最近在看KDD21的tutorials时，看到了清华大学的分享^[1]。PPT中放出了他们的开源工具：CogDL^[2]，面向科研的深度图神经网络工具包，其中收录了Top 100 GNN papers^[3]，笔者详细看了下，觉得整理的很不错，大部分主流的SOA图神经网络模型都有收录，推荐给大家阅读 (可打包下载)。总共涵盖了10类GNN研究方向，每种研究方向下选了10篇文章，来一起预览下这10类方向。

• GNN Architecture：研究GNN架构/体系，基本涵盖了GNN 最经典、必读的文章，如GCN三部曲, GAT, GGNN等等。
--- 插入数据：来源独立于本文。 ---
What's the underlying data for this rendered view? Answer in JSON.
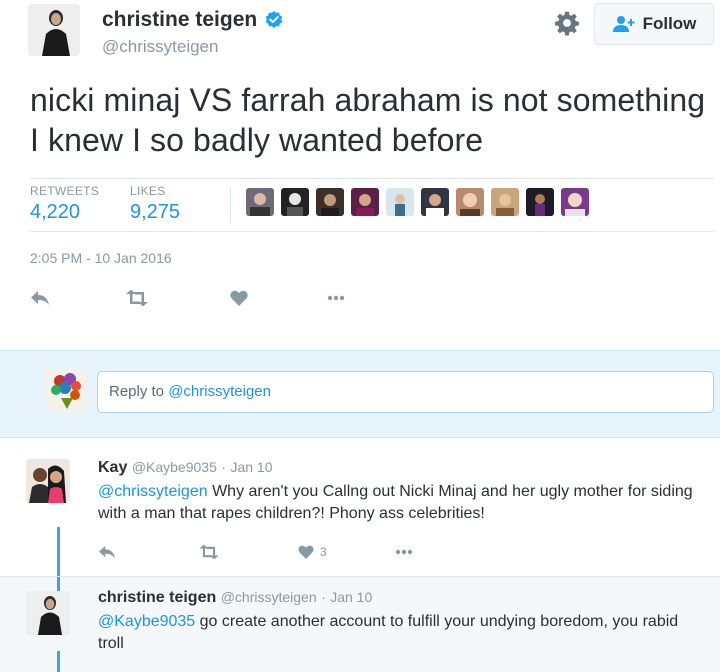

• Large-scale Training：研究 大规模图训练，如经典的GraphSAGE/PinSAGE中做邻居结点采样的方法。
• Self-supervised Learning and Pre-training：研究 图自监督学习和预训练，这两年来兴起的。
• Oversmoothing and Deep GNNs：研究GNN的 过平滑问题和深层GNN。GNN的卷积操作在层数过多时会使得每个结点几乎都能间接融合其它所有结点的信息，导致所有结点的表征趋于相同，也是近年来比较热门的研究方向。
• Graph Robustness：研究 图的鲁棒性，比如图的对抗攻击和防御等。
• Explainability：研究图的 可解释性，如近年来兴起的 解耦式图表征。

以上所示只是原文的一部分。